BERKELEY, Cailf. (KGO) -- Did you know that the world's largest bell was made in Russia? Ironically, it cracked before it could be heard.
Now UC Berkeley has replicated the sound that the 200-ton bell was intended to make. Sound engineers and researchers brought the imaginary bell to campus on Friday.
It's the sound millions of Russians have imagined but have never heard. The frequency was so low that it makes your body tremble.
"It's like a really low base and it's more like a rumble," UC Berkeley Professor Greg Niemeyer said.
Niemeyer made it his project to recreate the sound of the Tsar Bell built in 1735, commissioned by Anna of Russia.
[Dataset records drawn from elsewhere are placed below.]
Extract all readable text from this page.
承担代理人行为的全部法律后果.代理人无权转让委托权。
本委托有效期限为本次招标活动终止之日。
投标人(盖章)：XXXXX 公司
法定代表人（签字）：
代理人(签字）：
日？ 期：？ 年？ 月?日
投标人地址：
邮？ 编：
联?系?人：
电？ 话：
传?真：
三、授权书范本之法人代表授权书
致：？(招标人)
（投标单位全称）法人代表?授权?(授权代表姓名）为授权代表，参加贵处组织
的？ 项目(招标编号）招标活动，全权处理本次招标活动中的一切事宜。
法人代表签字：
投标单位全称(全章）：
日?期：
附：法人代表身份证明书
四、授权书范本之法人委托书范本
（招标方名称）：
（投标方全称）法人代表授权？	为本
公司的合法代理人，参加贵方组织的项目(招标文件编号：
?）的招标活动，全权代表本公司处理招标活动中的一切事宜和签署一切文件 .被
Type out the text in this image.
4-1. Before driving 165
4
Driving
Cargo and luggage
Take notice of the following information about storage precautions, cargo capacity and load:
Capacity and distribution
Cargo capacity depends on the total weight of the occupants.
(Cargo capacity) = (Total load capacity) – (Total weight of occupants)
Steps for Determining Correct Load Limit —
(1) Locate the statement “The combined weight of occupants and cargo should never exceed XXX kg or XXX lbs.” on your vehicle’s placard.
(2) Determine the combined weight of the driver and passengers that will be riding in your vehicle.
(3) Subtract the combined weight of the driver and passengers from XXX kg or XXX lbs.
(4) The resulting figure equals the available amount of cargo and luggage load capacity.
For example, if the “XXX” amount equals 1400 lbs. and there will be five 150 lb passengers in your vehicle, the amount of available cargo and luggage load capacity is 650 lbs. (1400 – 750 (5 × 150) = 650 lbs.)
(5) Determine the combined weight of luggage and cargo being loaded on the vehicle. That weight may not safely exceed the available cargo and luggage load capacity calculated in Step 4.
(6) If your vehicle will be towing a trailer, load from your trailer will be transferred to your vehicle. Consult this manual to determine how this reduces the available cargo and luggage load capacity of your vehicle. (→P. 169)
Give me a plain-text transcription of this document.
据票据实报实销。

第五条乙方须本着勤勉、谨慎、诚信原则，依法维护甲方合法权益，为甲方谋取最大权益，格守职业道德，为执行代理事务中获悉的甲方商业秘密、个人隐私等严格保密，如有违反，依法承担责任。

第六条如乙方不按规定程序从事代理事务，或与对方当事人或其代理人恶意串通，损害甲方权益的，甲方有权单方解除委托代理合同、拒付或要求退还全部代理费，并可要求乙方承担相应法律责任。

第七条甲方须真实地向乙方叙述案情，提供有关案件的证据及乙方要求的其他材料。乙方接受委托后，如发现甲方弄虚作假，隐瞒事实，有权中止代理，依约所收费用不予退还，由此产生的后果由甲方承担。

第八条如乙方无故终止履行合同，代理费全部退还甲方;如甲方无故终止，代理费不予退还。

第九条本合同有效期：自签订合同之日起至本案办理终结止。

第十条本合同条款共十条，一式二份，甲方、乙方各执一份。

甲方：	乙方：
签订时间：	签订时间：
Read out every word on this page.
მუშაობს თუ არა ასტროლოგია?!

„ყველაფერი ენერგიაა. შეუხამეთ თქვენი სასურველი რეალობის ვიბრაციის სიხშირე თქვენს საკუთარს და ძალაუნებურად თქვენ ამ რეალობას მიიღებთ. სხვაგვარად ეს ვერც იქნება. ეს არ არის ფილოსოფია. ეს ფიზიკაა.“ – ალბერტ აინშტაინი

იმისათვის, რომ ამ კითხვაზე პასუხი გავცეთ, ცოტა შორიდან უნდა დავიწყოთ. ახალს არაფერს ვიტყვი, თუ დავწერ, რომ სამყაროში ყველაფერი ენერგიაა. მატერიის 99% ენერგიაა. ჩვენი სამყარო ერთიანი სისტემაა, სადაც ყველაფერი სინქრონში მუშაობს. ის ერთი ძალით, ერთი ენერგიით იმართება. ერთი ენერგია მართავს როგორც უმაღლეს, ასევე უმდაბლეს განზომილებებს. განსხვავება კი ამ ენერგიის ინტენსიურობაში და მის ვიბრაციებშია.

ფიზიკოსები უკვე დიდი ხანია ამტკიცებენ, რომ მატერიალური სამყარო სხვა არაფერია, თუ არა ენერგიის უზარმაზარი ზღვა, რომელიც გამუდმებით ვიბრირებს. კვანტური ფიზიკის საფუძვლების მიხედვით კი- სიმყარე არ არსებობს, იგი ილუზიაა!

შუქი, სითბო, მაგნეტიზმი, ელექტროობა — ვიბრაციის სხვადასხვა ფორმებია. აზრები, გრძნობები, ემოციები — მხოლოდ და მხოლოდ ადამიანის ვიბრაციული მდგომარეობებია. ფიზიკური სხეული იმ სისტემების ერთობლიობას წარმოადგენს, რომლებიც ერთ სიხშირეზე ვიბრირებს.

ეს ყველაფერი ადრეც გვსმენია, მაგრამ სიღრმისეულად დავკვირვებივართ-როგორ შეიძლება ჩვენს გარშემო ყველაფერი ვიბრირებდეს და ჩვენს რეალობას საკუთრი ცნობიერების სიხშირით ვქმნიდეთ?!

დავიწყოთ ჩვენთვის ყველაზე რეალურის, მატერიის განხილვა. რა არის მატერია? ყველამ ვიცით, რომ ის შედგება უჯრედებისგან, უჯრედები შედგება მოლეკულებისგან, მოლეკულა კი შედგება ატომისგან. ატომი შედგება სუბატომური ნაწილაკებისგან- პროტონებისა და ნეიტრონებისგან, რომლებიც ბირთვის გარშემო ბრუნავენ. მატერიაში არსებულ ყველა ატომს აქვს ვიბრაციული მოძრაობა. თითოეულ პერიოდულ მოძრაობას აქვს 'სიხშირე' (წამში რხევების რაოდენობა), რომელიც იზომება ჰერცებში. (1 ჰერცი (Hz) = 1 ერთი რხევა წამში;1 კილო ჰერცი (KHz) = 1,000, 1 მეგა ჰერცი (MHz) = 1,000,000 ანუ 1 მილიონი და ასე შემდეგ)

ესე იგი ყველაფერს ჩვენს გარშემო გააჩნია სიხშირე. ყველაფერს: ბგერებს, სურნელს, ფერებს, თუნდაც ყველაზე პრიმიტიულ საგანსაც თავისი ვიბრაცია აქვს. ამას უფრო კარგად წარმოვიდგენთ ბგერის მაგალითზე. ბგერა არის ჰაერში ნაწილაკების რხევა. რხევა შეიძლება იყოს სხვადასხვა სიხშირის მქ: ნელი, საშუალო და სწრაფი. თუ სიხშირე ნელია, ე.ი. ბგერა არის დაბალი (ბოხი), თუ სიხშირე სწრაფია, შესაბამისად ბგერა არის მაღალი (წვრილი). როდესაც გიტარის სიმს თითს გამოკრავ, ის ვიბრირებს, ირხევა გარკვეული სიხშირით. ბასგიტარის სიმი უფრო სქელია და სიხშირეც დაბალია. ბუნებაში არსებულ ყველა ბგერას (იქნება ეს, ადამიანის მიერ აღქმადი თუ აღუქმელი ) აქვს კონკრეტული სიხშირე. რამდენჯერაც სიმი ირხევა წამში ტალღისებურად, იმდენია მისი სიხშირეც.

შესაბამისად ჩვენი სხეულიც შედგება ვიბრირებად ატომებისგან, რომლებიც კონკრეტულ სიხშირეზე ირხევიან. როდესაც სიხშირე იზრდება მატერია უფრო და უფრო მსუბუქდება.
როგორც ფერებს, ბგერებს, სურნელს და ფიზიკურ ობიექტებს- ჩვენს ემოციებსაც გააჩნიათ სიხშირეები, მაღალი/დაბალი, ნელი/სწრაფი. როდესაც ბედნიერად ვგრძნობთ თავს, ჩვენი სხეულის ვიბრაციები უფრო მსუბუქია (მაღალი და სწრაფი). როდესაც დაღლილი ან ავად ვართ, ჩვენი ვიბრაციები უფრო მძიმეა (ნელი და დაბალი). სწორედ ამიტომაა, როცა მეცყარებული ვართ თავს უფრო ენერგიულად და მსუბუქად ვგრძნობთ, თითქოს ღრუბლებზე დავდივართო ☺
Taking a mathematical approach, Niemeyer calculated the thickness, shape, movement and the materials used to make the bell.
Olya Dubatova gave a historical prospective of the bells in her native Russia. "Bells have always been important in Russian culture," she said. "And they brought people together, they brought communities together, they alerted people, they had so many different functions."
Most of the bells were destroyed under Communist rule because they were considered a religious artifact.
Ironically, the Tsar Bell survived because it had been damaged shortly after it was cast.
"There was a fire when the bell was still underground. The workers there were worried the bell would somehow melt. But they cooled it off with water and cooling it off with water actually made it crack," Niemeyer said.
Today the bell lives outside the Kremlin for all to see but not hear.
The width of the Tsar Bell is 22 feet, the height is 20 feet. It weighs more than 200 tons. If it were here, it would fit nicely within this space.
Trusses hold the big speakers used to bring the imaginary bell to life. On Friday at midday, its low pitch joined in with the sounds of the 23 bells from the Campanile as if to say, "From Russia with love."